Как известно, у певцов голос «ставят», но есть голоса – от природы поставленные.
Так и в драматическом искусстве: есть таланты, которые «ставят» в специальных школах. Но есть таланты, поставленные от природы. Это, как лебеди, только что вылупившиеся из яйца: их плавать не учат.
И потому Варламов был всюду интересен, он постоянно продолжал сцену, даже за обеденным столом.
Им всегда можно было любоваться. Под разными гримами и в разных костюмах он продолжал давать самого себя, и нельзя было оторвать глаз от этого феномена.
– Откуда это у вас, Константин Александрович?
– И не спрашивай, и не выпытывай. Не знаю, милый, и знать не хочу. Как Бог на душу положит, – так и играю. А откуда, куда – это не нашего ума дело. Бог дал – Бог и взять может. И тогда что? Тряпье… Грош цена! Вот у меня отец очень музыкален был. Теперь-то очень уж все поумнели и романсов его не поют… А в старину-то и сам Михаил Иваныч Глинка любил их певать…
– Времена переменились, дядя Костя.
– Да, конечно… А вот, если бы у меня был голос, как у Давыдова, я бы снова отца на ноги поставил. Ты послушай только: «Не шей ты мне, ма-атушка, красный сарафан… Не входи, родимая, по пусту в изъян…» Ведь это наше, отцово, сколько лет на ногах держится!..
Всю жизнь он хотел сыграть Обломова. Конечно, это была бы его коронная роль. Но ни один драматург не мог одолеть гончаровского текста, перенести его на сцену.
Смерти Варламов не боялся; боялся только умереть внезапно, без покаяния и причастия.
Он глубоко верил в будущую жизнь, а главным образом, мечтал встретиться на том свете с Гоголем.
– Будет о чем поговорить. У меня есть кой-какие соображения насчет Осипа…
Кроме безоговорочного и любовного моего поклонения, привлекал меня Варламов и как несомненный лотерейный выигрыш.
Но, в то же время, я знал, что старик не любит работать с людьми новыми. У него было свое привычное административное окружение, к которому он привык, которому верил и которое входило в его природную обстановку.
Лезть к нему напролом было бы бесцельно. Поэтому я задумал движение обходное.
Решил познакомиться с Н. Н. Ходотовым, артистом Александринского Театра, очень в те времена популярным. В особенности Ходотов был популярен, как эстрадный чтец, исполнитель мелодекламаций, которые писал для него его верный Личарда, пианист Е. В. Вильбушевич.
Ходотова тянуло влево, и в городе его насмешливо называли:
– Социалист Его Величества.
Театральная и вообще придворная бюрократия смотрела на его выступления сквозь пальцы, но старцу Распутину сие не понравилось, и Ходотову пришлось переехать на службу в Киев, к Н. Н. Синельникову.
Но в те времена, когда я с ним познакомился, он был признанным кумиром, особенно у студенческой молодежи.
Каждую неделю у него на квартире собиралась артистическая богема Петербурга.
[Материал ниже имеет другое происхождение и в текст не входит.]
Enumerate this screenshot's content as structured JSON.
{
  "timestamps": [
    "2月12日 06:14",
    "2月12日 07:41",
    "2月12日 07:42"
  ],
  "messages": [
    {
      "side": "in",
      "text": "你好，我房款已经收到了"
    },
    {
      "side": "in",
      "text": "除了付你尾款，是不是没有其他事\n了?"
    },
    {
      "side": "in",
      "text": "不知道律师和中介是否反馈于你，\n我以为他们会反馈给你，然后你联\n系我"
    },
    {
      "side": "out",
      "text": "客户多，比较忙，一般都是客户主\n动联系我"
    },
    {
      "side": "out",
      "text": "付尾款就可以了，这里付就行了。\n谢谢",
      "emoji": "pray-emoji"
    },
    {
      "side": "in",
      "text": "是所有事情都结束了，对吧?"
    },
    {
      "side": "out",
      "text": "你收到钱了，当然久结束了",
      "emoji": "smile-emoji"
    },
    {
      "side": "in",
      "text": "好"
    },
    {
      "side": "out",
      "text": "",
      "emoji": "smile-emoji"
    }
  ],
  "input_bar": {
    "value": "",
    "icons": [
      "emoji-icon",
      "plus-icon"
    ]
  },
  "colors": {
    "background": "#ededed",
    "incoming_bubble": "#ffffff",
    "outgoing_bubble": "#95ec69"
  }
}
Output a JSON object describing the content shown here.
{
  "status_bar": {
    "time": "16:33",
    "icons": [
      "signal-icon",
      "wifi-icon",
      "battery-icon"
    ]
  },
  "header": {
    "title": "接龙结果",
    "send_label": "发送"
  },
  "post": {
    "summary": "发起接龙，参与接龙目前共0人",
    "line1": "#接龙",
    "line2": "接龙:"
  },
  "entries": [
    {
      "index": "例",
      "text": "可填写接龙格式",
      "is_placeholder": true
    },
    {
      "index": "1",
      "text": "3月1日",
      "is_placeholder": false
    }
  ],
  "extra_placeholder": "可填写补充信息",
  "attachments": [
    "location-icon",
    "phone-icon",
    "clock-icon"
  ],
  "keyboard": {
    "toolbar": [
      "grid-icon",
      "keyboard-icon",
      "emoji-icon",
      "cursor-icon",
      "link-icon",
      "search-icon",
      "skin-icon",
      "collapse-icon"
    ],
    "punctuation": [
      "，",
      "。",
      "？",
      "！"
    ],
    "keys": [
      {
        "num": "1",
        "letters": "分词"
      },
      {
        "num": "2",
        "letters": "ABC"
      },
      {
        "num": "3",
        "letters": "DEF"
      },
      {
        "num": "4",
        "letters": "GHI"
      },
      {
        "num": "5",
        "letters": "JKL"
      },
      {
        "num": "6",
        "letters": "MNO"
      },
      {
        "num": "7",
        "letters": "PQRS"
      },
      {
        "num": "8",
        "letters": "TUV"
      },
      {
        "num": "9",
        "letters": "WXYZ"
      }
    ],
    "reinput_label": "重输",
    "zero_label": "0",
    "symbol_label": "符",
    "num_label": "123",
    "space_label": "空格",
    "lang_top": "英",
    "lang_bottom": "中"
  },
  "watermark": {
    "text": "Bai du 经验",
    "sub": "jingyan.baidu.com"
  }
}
Было много второсортного вина, дешевых закусок, еще более – непринужденного веселья, смеха и пения под гитару.
Ходотов был египетской казнью для своих соседей, но ничего поделать с ним было нельзя: хоть и социалист, но Его Величества. Для полиции это было табу.
Попасть к нему на вечера было нетрудно, попал и я. И быстро сдружился, да на всю жизнь, с этим милым, добрым, талантливым и бесшабашным человеком.
В своих воспоминаниях, вышедших в Ленинграде после его смерти, за несколько лет до войны, – он уделил мне несколько теплых страниц.
…Я пригласил Ходотова в маленькую поездку. Надо сказать, что Александринские первачи очень любили такие вылеты – отдыхали в них от напряженности Императорской сцены. И потом, русская провинция, несмотря на миллионы своих недостатков, была все-таки и живописна, и интересна. Кроме того, как говорят французы, полезно иногда «changer ses idees». Пригласив Ходотова, Кондрата Яковлева, Есипович, Киенского, Лешкова и других, взяв в репертуар «Преступление и Наказание», «Доходное место» – я отправился в Псков и Вильно.
Псков был мне уже известен со своими чиновниками, бравшими билеты по специальным бонам, и с театральным рецензентом, торгующим овсом. Но в Вильне я налетел на необыкновенного полицеймейстера.
Усач, дон-кихотистый, он встретил меня крайне неприветливо. Когда я подал ему афишу для подписи, он, прежде всего, вычеркнул традиционные слова «с дозволения начальства», написанные над нарисованной лирой.
– Глупо, молодой человек, писать подобные вещи! – буквально заревел он. – Глуписсимо!
– Но мы везде так пишем, – робко заметил я.